Friday, April 20, 2012

Resources Explain Assessment/Accountability Model

Lisa Gross, Kentucky Department of Education

FRANKFORT, KY (4/17/12) – The Kentucky Department of Education (KDE) has developed resources to help explain the state’s new assessment and accountability model for public schools.

KDE has dedicated a page on its website to the Unbridled Learning: College/Career Readiness for All model, which was developed in response to the mandates of 2009’s Senate Bill 1. The page is accessible by clicking the Unbridled Learning icon on the KDE homepage or by Clicking Here.

Items posted on the page include two brochures – one on assessment, another on accountability – aimed at parents, but also intended for a general audience. Those brochures are posted near the bottom of the page, in two formats (a printable brochure layout and a text version).

Another posted item called Unbridled Learning Summary provides a graphic representation of the way the new accountability model will impact schools and districts.

Kentucky Education Commissioner Terry Holliday explains the new accountability model in a videotaped presentation, also now available. The presentation may be accessed at by Clicking Here.

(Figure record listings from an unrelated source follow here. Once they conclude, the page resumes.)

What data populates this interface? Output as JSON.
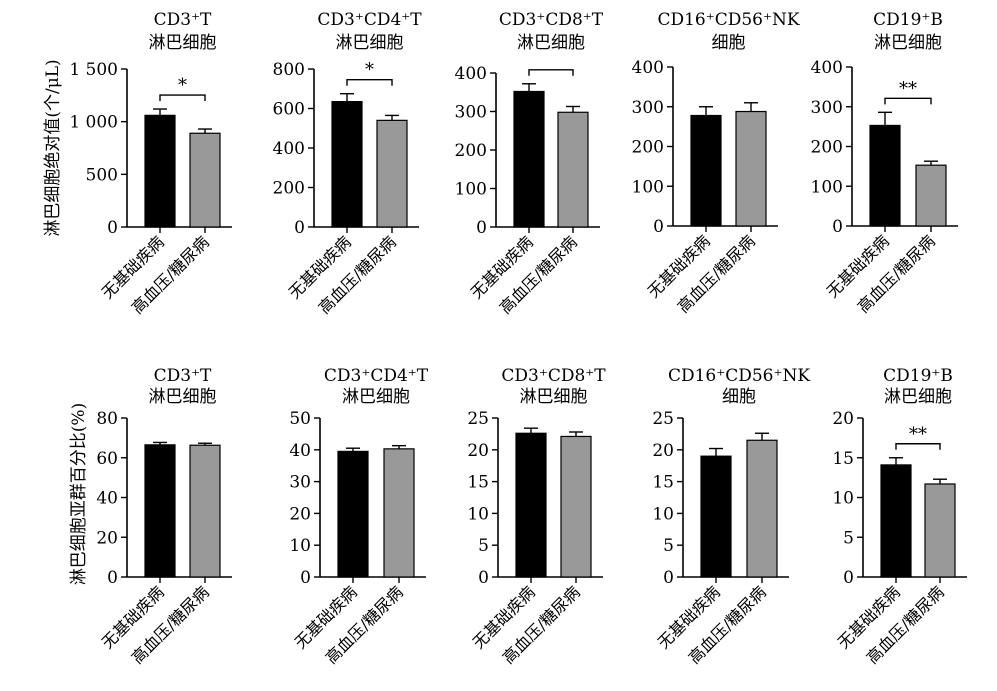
{
  "row_ylabels": [
    "淋巴细胞绝对值(个/μL)",
    "淋巴细胞亚群百分比(%)"
  ],
  "bar_colors": [
    "#000000",
    "#999999"
  ],
  "chart_data": [
    {
      "type": "bar",
      "title_lines": [
        "CD3⁺T",
        "淋巴细胞"
      ],
      "categories": [
        "无基础疾病",
        "高血压/糖尿病"
      ],
      "values": [
        1060,
        890
      ],
      "errors": [
        60,
        40
      ],
      "ylim": [
        0,
        1500
      ],
      "yticks": [
        0,
        500,
        1000,
        1500
      ],
      "ytick_labels": [
        "0",
        "500",
        "1 000",
        "1 500"
      ],
      "sig": "*"
    },
    {
      "type": "bar",
      "title_lines": [
        "CD3⁺CD4⁺T",
        "淋巴细胞"
      ],
      "categories": [
        "无基础疾病",
        "高血压/糖尿病"
      ],
      "values": [
        635,
        540
      ],
      "errors": [
        40,
        25
      ],
      "ylim": [
        0,
        800
      ],
      "yticks": [
        0,
        200,
        400,
        600,
        800
      ],
      "ytick_labels": [
        "0",
        "200",
        "400",
        "600",
        "800"
      ],
      "sig": "*"
    },
    {
      "type": "bar",
      "title_lines": [
        "CD3⁺CD8⁺T",
        "淋巴细胞"
      ],
      "categories": [
        "无基础疾病",
        "高血压/糖尿病"
      ],
      "values": [
        352,
        298
      ],
      "errors": [
        20,
        15
      ],
      "ylim": [
        0,
        400
      ],
      "yticks": [
        0,
        100,
        200,
        300,
        400
      ],
      "ytick_labels": [
        "0",
        "100",
        "200",
        "300",
        "400"
      ],
      "sig": ""
    },
    {
      "type": "bar",
      "title_lines": [
        "CD16⁺CD56⁺NK",
        "细胞"
      ],
      "categories": [
        "无基础疾病",
        "高血压/糖尿病"
      ],
      "values": [
        278,
        288
      ],
      "errors": [
        22,
        22
      ],
      "ylim": [
        0,
        400
      ],
      "yticks": [
        0,
        100,
        200,
        300,
        400
      ],
      "ytick_labels": [
        "0",
        "100",
        "200",
        "300",
        "400"
      ],
      "sig": null
    },
    {
      "type": "bar",
      "title_lines": [
        "CD19⁺B",
        "淋巴细胞"
      ],
      "categories": [
        "无基础疾病",
        "高血压/糖尿病"
      ],
      "values": [
        253,
        153
      ],
      "errors": [
        33,
        10
      ],
      "ylim": [
        0,
        400
      ],
      "yticks": [
        0,
        100,
        200,
        300,
        400
      ],
      "ytick_labels": [
        "0",
        "100",
        "200",
        "300",
        "400"
      ],
      "sig": "**"
    },
    {
      "type": "bar",
      "title_lines": [
        "CD3⁺T",
        "淋巴细胞"
      ],
      "categories": [
        "无基础疾病",
        "高血压/糖尿病"
      ],
      "values": [
        66.5,
        66.3
      ],
      "errors": [
        1.2,
        1.0
      ],
      "ylim": [
        0,
        80
      ],
      "yticks": [
        0,
        20,
        40,
        60,
        80
      ],
      "ytick_labels": [
        "0",
        "20",
        "40",
        "60",
        "80"
      ],
      "sig": null
    },
    {
      "type": "bar",
      "title_lines": [
        "CD3⁺CD4⁺T",
        "淋巴细胞"
      ],
      "categories": [
        "无基础疾病",
        "高血压/糖尿病"
      ],
      "values": [
        39.5,
        40.3
      ],
      "errors": [
        1.0,
        1.0
      ],
      "ylim": [
        0,
        50
      ],
      "yticks": [
        0,
        10,
        20,
        30,
        40,
        50
      ],
      "ytick_labels": [
        "0",
        "10",
        "20",
        "30",
        "40",
        "50"
      ],
      "sig": null
    },
    {
      "type": "bar",
      "title_lines": [
        "CD3⁺CD8⁺T",
        "淋巴细胞"
      ],
      "categories": [
        "无基础疾病",
        "高血压/糖尿病"
      ],
      "values": [
        22.6,
        22.1
      ],
      "errors": [
        0.8,
        0.7
      ],
      "ylim": [
        0,
        25
      ],
      "yticks": [
        0,
        5,
        10,
        15,
        20,
        25
      ],
      "ytick_labels": [
        "0",
        "5",
        "10",
        "15",
        "20",
        "25"
      ],
      "sig": null
    },
    {
      "type": "bar",
      "title_lines": [
        "CD16⁺CD56⁺NK",
        "细胞"
      ],
      "categories": [
        "无基础疾病",
        "高血压/糖尿病"
      ],
      "values": [
        19.0,
        21.5
      ],
      "errors": [
        1.2,
        1.1
      ],
      "ylim": [
        0,
        25
      ],
      "yticks": [
        0,
        5,
        10,
        15,
        20,
        25
      ],
      "ytick_labels": [
        "0",
        "5",
        "10",
        "15",
        "20",
        "25"
      ],
      "sig": null
    },
    {
      "type": "bar",
      "title_lines": [
        "CD19⁺B",
        "淋巴细胞"
      ],
      "categories": [
        "无基础疾病",
        "高血压/糖尿病"
      ],
      "values": [
        14.1,
        11.7
      ],
      "errors": [
        0.9,
        0.6
      ],
      "ylim": [
        0,
        20
      ],
      "yticks": [
        0,
        5,
        10,
        15,
        20
      ],
      "ytick_labels": [
        "0",
        "5",
        "10",
        "15",
        "20"
      ],
      "sig": "**"
    }
  ]
}
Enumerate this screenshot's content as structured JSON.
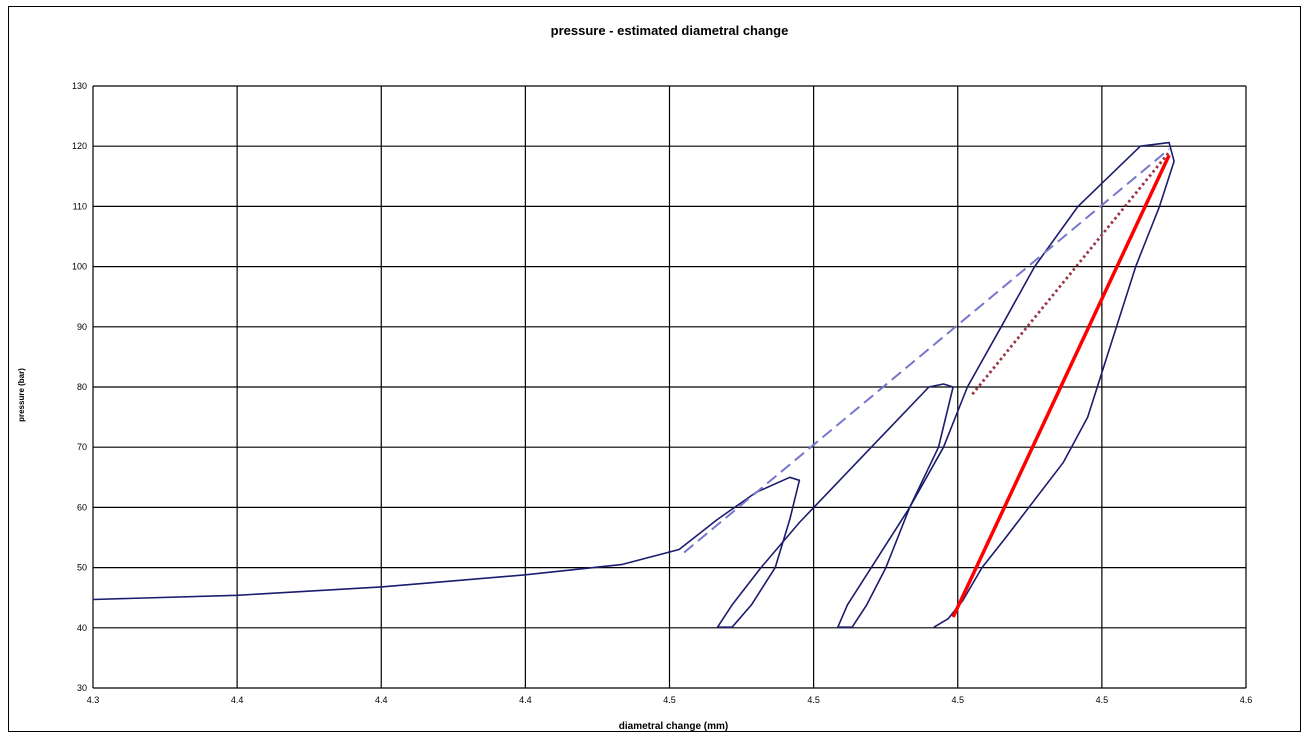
{
  "chart_data": {
    "type": "line",
    "title": "pressure - estimated diametral change",
    "xlabel": "diametral change (mm)",
    "ylabel": "pressure (bar)",
    "xlim": [
      4.3,
      4.6
    ],
    "ylim": [
      30,
      130
    ],
    "x_tick_labels": [
      "4.3",
      "4.4",
      "4.4",
      "4.4",
      "4.5",
      "4.5",
      "4.5",
      "4.5",
      "4.6"
    ],
    "y_tick_labels": [
      "30",
      "40",
      "50",
      "60",
      "70",
      "80",
      "90",
      "100",
      "110",
      "120",
      "130"
    ],
    "grid": true,
    "legend": "none",
    "series": [
      {
        "style": "solid",
        "color": "#1c1c6e",
        "points": [
          [
            4.3,
            44.7
          ],
          [
            4.3375,
            45.4
          ],
          [
            4.375,
            46.8
          ],
          [
            4.4125,
            48.8
          ],
          [
            4.4375,
            50.5
          ],
          [
            4.4525,
            53.0
          ],
          [
            4.4625,
            58.0
          ],
          [
            4.4725,
            62.5
          ],
          [
            4.4813,
            65.0
          ],
          [
            4.4838,
            64.5
          ],
          [
            4.4813,
            58.0
          ],
          [
            4.4775,
            50.0
          ],
          [
            4.4713,
            43.8
          ],
          [
            4.4663,
            40.1
          ],
          [
            4.4625,
            40.1
          ],
          [
            4.4663,
            43.8
          ],
          [
            4.4738,
            50.0
          ],
          [
            4.4838,
            57.5
          ],
          [
            4.5025,
            70.0
          ],
          [
            4.5175,
            80.0
          ],
          [
            4.5213,
            80.5
          ],
          [
            4.5238,
            80.0
          ],
          [
            4.52,
            70.0
          ],
          [
            4.5125,
            60.0
          ],
          [
            4.5063,
            50.0
          ],
          [
            4.5013,
            43.8
          ],
          [
            4.4975,
            40.1
          ],
          [
            4.4938,
            40.1
          ],
          [
            4.4963,
            43.8
          ],
          [
            4.5025,
            50.0
          ],
          [
            4.5125,
            60.0
          ],
          [
            4.5213,
            70.0
          ],
          [
            4.5275,
            80.0
          ],
          [
            4.5363,
            90.0
          ],
          [
            4.545,
            100.0
          ],
          [
            4.5563,
            110.0
          ],
          [
            4.5725,
            120.0
          ],
          [
            4.58,
            120.6
          ],
          [
            4.5813,
            117.5
          ],
          [
            4.5775,
            110.0
          ],
          [
            4.5713,
            100.0
          ],
          [
            4.5663,
            90.0
          ],
          [
            4.5588,
            75.0
          ],
          [
            4.5525,
            67.5
          ],
          [
            4.5375,
            55.0
          ],
          [
            4.5313,
            50.0
          ],
          [
            4.5263,
            44.5
          ],
          [
            4.5225,
            41.5
          ],
          [
            4.5188,
            40.1
          ]
        ]
      },
      {
        "style": "dashed",
        "color": "#7777cc",
        "points": [
          [
            4.4538,
            52.5
          ],
          [
            4.58,
            119.5
          ]
        ]
      },
      {
        "style": "dotted",
        "color": "#993344",
        "points": [
          [
            4.5288,
            78.8
          ],
          [
            4.58,
            119.0
          ]
        ]
      },
      {
        "style": "solid-thick",
        "color": "#ff0000",
        "points": [
          [
            4.5238,
            41.8
          ],
          [
            4.58,
            118.5
          ]
        ]
      }
    ]
  }
}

The Unbridled Learning accountability model will be applied for the first time to test scores and other data from the current school year. This month, public school students begin taking the new Kentucky Performance Rating for Educational Progress (K-PREP) tests in reading, mathematics, science, social studies and writing. Students also have participated in end-of-course assessments in specific subjects at the high school level. Scores from these tests, along with data on closing achievement gaps, student academic growth, graduation rates and college/career readiness, will be used to determine school and district accountability designations.

Those designations will be announced in the fall. In February 2012, the U.S. Department of Education approved Kentucky’s application to use the Unbridled Learning model to provide both state and federal accountability designations for public schools and districts. In Kentucky, these designations will replace the two-tiered accountability system that was in place since the passage of the federal No Child Left Behind (NCLB) Act in 2001.